Figure 3. STING is required for effective DNA-mediated adaptive immune responses

a, Sting^−/− or control (Sting^+/+) mice (n = 5; approximately 8-weeks-of-age) were immunized twice (100 μg i.m.) by electroporation with a DNA vaccine encoding ovalbumin. Serum was measured for anti-OVA IgG. b, c, Mice were treated as in a and spleen CD8⁺ IFNγ⁺ cells were measured by fluorescence-activated cell sorting (FACS; b), and anti-OVA-specific IFNγ production was measured by ELISA after stimulation of splenocytes using SIINFEKL peptide (c). d, Sting^−/− mice or controls (n = 4; approximately 8-weeks-of-age) were infected with vaccinia expressing ovalbumin (VV-OVA; 5 × 10⁶ i.v.) and spleen anti-OVA-specific IFNγ production was measured by ELISA. *P < 0.05, Student's t-test. Error bars indicate s.d. All experiments were repeated twice.

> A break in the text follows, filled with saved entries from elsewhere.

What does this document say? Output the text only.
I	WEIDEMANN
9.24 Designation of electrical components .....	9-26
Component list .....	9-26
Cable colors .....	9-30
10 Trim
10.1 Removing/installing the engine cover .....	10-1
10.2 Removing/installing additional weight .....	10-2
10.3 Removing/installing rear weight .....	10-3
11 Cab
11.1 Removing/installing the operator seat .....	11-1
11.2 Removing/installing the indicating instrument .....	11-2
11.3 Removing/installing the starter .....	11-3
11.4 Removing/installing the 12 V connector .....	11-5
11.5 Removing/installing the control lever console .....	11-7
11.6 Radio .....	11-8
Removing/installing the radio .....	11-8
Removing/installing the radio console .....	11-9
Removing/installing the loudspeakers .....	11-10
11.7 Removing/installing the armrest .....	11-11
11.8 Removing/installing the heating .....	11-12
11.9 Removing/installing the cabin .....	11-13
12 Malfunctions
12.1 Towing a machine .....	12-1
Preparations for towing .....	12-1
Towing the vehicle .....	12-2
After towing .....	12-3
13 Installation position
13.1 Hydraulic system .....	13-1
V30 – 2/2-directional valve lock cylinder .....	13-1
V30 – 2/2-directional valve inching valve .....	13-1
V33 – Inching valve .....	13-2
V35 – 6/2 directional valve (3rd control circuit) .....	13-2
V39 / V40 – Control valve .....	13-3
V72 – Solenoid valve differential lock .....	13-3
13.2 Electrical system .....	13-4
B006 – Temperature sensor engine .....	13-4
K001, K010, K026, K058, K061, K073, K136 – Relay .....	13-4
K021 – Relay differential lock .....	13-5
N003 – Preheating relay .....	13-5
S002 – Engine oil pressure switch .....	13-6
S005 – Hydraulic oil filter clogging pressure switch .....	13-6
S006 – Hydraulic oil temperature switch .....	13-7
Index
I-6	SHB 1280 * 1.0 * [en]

Figure 4. STING translocates from the ER to Sec5-containing vesicles

a, Sting^−/− MEFs, stably reconstituted with haemagglutinin-tagged mouse STING (mSTING–HA) were stained using haemagglutinin (green) and a calreticulin (red) antibody. b, STING–HA MEFs were stained for STING–HA (green), calreticulin (blue) or Mitotracker (red) and three-dimensional reconstruction images were taken. c, Immunoblot analysis of fractionation experiments of uninfected or HSV-1-infected (m.o.i. 10; 4 h) MEFs. Endogenous STING was detected using an anti-STING antibody. Calreticulin detects ER, Sigma1R detects MAM, and COXIV detects mitochondria. d, Haemagglutinin (green) or calreticulin (red) staining of mSTING–HA MEFs after treatment with transfected ISD (1 μg ml⁻¹), transfected ssDNA (1 μg ml⁻¹) or HSV-1 infection as in c. e, mSTING–HA MEFs were transfected with or without ISD and cells were stained with haemagglutinin (green), calreticulin (blue) and a TBK1 (red) antibody. f, mSTING–HA MEFs were transfected as in e and stained with haemagglutinin (green) and a TFR (red) antibody. g, mSTING–HA MEFs were transfected as in e and stained with haemagglutinin (green) and a Sec5 antibody (red). h, i, MEFs were treated with RNAi to Trapb, Sting or Sec5 for 72 h and transfected with ISD. IFNβ mRNA and protein were measured at 4 and 16 h, respectively. *P < 0.05, Student's t-test. Error bars indicate s.d. Scale bars, 10 μm.